President Bush signs the Continuity Act as his final executive action, at a ceremony on the grounds of the US Embassy in Canberra.

The United States Continuity Act otherwise known as the US Continuity Act was the final emergency order signed by President George Herbert Walker Bush, just before the dissolution of the American Provisional Administration. Bush had been stalemated in his attempts to reassert stability on the US mainland, and--facing diminishing options--had agreed to end the APA and turn most of its assets over to the authority of the ANZUS Commonwealth, soon to become the ANZC; a few minor assets, such as various portraits, historical documents, and other non-infrastructural properties were handed over to various American expat organizations such as the American Historical Trust of Australia and the American Diaspora Federation for safekeeping and educational purposes. Bush and other surviving American leaders maintained that this represented the end of the US presence in the Pacific but not an end of the nation itself. Many, both in the Australia/Pacific region and across the American homeland, remained hopeful that someday the USA could be reconstituted in some form.

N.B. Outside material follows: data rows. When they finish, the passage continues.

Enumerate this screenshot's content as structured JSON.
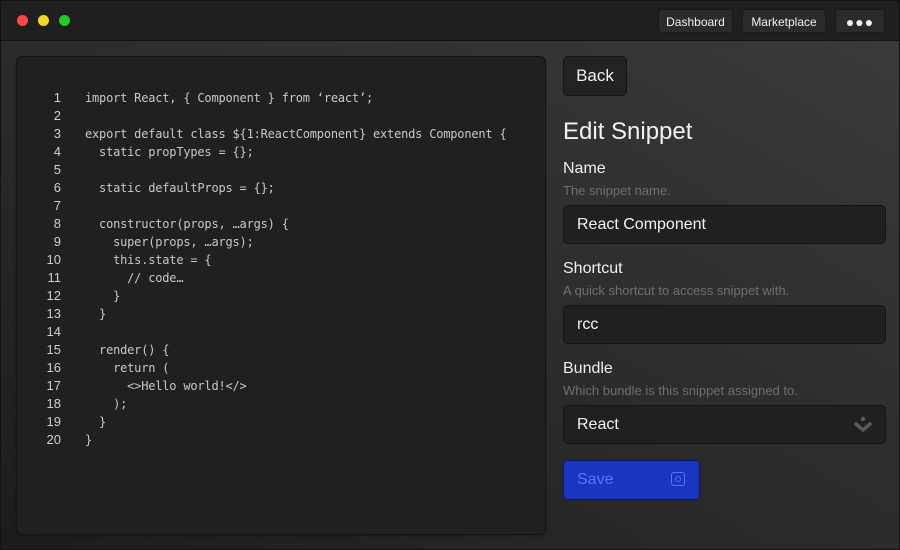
{
  "window": {
    "controls": [
      "close",
      "minimize",
      "maximize"
    ]
  },
  "nav": {
    "dashboard_label": "Dashboard",
    "marketplace_label": "Marketplace",
    "more_label": "●●●"
  },
  "editor": {
    "lines": [
      {
        "num": "1",
        "text": "import React, { Component } from ‘react’;"
      },
      {
        "num": "2",
        "text": ""
      },
      {
        "num": "3",
        "text": "export default class ${1:ReactComponent} extends Component {"
      },
      {
        "num": "4",
        "text": "  static propTypes = {};"
      },
      {
        "num": "5",
        "text": ""
      },
      {
        "num": "6",
        "text": "  static defaultProps = {};"
      },
      {
        "num": "7",
        "text": ""
      },
      {
        "num": "8",
        "text": "  constructor(props, …args) {"
      },
      {
        "num": "9",
        "text": "    super(props, …args);"
      },
      {
        "num": "10",
        "text": "    this.state = {"
      },
      {
        "num": "11",
        "text": "      // code…"
      },
      {
        "num": "12",
        "text": "    }"
      },
      {
        "num": "13",
        "text": "  }"
      },
      {
        "num": "14",
        "text": ""
      },
      {
        "num": "15",
        "text": "  render() {"
      },
      {
        "num": "16",
        "text": "    return ("
      },
      {
        "num": "17",
        "text": "      <>Hello world!</>"
      },
      {
        "num": "18",
        "text": "    );"
      },
      {
        "num": "19",
        "text": "  }"
      },
      {
        "num": "20",
        "text": "}"
      }
    ]
  },
  "form": {
    "back_label": "Back",
    "title": "Edit Snippet",
    "name": {
      "label": "Name",
      "hint": "The snippet name.",
      "value": "React Component"
    },
    "shortcut": {
      "label": "Shortcut",
      "hint": "A quick shortcut to access snippet with.",
      "value": "rcc"
    },
    "bundle": {
      "label": "Bundle",
      "hint": "Which bundle is this snippet assigned to.",
      "value": "React"
    },
    "save_label": "Save"
  },
  "colors": {
    "accent": "#1a35c0",
    "accent_text": "#4f7cf0",
    "close": "#ff4646",
    "minimize": "#f0d726",
    "maximize": "#21c925"
  }
}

To that end, Bush proposed and signed the Continuity Act, which prepared the way for a legitimate successor to take up the former superpower's mantle. The Act declared the United States' sovereignty and Constitution “temporarily suspended until a legitimate successor – continuing the US traditions of Freedom and Democracy - is elected by the American people”. The Continuity Act is now regarded by the reconstituted United States of America based in Torrington as one of its Founding Documents.

Background[]

Pre-Doomsday precedents[]

Continuity of government procedures had been formally enacted by the US government (and many other governments) with the dawn of the Cold War. President Dwight Eisenhower had been the first President to formalize the American plan. In the 1970's, President Jimmy Carter had updated the nation's plans. These updated plans would form much of the basis for what happened in the aftermath of Doomsday. By 1983, the Reagan Administration and the Pentagon had made some minor alterations, but for the most part the protocols were generally closely similar to the form they had taken under Carter.

Doomsday[]

On the night of September 25, 1983, these plans would be tested, with no room for error or re-dos. As President Reagan, Vice President Bush, House Speaker Tip O'Neill, and various other dignitaries were whisked away to designated safe zones, the military activated its Continuity of Government protocols in full. US military units were ordered to attempt to fan out away from their bases in the hopes of surviving and being around to maintain some level of order after the dust settled. Federal departments enacted plans to establish themselves in secure sites bunkers up and down the so-called Relocation Arc in the Appalachian Mountains. These efforts, sadly, were often in vain, as most officials and military units were unable to flee in time to avoid being in the blast radius of a nuclear bomb or exposed to lethal amounts of radiation in the aftermath of Doomsday.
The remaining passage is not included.